Faltando 5 minutos para dar 19h, quando eu começava também a duvidar da promessa do Gui de não me deixar para trás e a pensar sobre as proporções que essa briga estava nos levando, ele aparece na cantina da empresa todo apressado. Nervoso pelo atraso, ele só aponta que já está de saída, passa por nós, eu e Iara na mesa atônitas, vai até o balcão de atendimento, compra um salgado rápido para viagem e como bala sai para o estacionamento, acenando para eu o seguir.

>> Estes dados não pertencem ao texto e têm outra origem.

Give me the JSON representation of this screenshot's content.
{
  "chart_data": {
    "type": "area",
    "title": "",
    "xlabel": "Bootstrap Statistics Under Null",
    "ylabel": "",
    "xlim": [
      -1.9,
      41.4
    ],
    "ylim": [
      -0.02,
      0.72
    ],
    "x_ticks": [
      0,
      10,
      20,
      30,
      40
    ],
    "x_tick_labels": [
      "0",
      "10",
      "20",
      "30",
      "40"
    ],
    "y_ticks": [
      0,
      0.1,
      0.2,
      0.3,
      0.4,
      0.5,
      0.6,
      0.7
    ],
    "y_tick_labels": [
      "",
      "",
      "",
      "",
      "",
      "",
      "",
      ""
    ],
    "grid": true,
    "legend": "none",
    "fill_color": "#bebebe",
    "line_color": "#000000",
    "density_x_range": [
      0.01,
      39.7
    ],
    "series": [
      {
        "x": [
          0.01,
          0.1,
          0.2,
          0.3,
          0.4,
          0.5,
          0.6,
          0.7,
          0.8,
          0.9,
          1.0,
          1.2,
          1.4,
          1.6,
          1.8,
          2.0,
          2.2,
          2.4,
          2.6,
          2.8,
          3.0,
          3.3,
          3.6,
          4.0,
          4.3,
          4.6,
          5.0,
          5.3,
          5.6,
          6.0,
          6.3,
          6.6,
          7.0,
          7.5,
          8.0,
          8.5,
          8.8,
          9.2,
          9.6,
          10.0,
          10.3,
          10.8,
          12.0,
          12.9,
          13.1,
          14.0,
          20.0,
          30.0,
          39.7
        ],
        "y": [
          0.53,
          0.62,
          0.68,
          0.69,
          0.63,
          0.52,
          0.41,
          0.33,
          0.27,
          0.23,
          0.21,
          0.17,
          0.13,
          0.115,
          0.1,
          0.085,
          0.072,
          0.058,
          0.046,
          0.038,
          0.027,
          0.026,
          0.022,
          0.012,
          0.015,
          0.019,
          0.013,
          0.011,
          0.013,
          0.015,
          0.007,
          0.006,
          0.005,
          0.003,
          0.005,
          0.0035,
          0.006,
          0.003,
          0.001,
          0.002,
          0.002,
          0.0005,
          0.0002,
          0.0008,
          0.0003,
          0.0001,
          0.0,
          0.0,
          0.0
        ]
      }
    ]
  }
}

Mal dou um tchau para Iara e o saio correndo junto para o carro.

Enquanto ele soca sua mochila no banco de trás, resmunga:

– Droga, a gente vai chegar já lá pro meio do segundo horário, aposto. O trânsito deve tá uma beleza.

Ajeitando meu material aos meus pés, fico na dúvida de responder. Primeiro porque ele já estava nervoso, segundo que estamos super atrasados e terceiro que ele não falava diretamente comigo faz dias, então isso podia ser apenas um pensamento alto. Ao se sentar em seu lugar e começar a manobrar o carro para sair, noto que ele está sem cinto e lembro que mais cedo o Murilo comentou sobre ter sido parado numa blitz após ter me deixado no trabalho. Abaixo um pouco o som no carro, que era o nosso silenciador de conversas, e chamo:

– Gui?

Só que ele, de teimoso que é, e ainda por cima comendo dentro do carro, aumenta o volume de volta do 12 Stones e me ignora. De birra e sem ter noção se ainda haveria uma blitz por ali, abaixo o volume de novo e torno a chamar, mais centrada:

– Hey, Gui...

Um pouco de boca cheia, ele me interrompe e replica:

– Olha, Lena, de todas as horas para conversar, essa não é uma delas. O meu dia tá uma merda, e não quero falar sobre isso.

– Eu só ia dizer que você tá sem cinto e o Murilo mencionou mais cedo que havia uma blitz por aqui, ok?

Nisso ele se atrapalha todo e, xingando baixinho, puxa o cinto, atento pelos retrovisores se tinha alguma blitz próxima ou não, só não presta atenção que sua esfirra desliza no processo e não dá tempo de alcançá-la. Ele falta urrar quando ela escapa por entre suas pernas e atinge o tapete do carro. Por fim só bate umas migalhas de sua calça, novamente xingando o mundo.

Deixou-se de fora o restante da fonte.